The company is offering buyouts to about 2,500 members of its workforce as it seeks to trim its employee headcount by nearly a third over the next few months. The once high-flying company and its nearly ubiquitous online greeting -- "You've Got Mail" -- still has several vibrant features and the company believes it will be in a better position to exploit them as a standalone operation.
Millions of Americans cut their eye teeth on AOL's dialup and e-mail service, but after it merged with Time Warner in 2000 at the height of the tech bubble in a multibillion dollar transaction -- said to be the largest merger in U.S. history -- the company began losing traction almost immediately. Even AOL's former chairman Steve Case called for AOL to be split off from Time Warner after it became evident the merger was a failure. Since Jan. 10, 2000, the day the merger was announced, Time Warner stock has slipped from $184 a share to $42.

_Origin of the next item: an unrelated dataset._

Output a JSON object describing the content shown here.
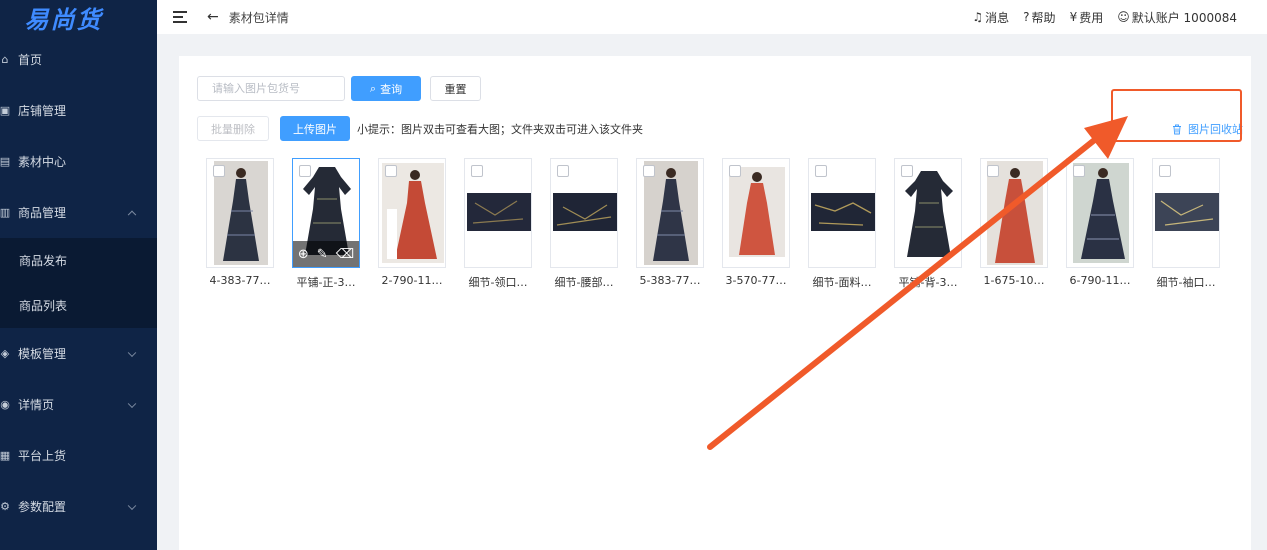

AOL's chief executive Tim Armstrong announced the latest layoffs last week. The firm is now headquartered in New York, but maintains a major operation in northern Virginia in suburban Washington D.C. A former advertising chief at Google, Armstrong has led a series of pep talk sessions at AOL in recent months and has said he will decline a bonus this year.
The merger has been a bonanza for Steve Case, who has thrived on his spoils from the merger. Last week, his Revolution Money online payments company was acquired by American Express for about $300 million.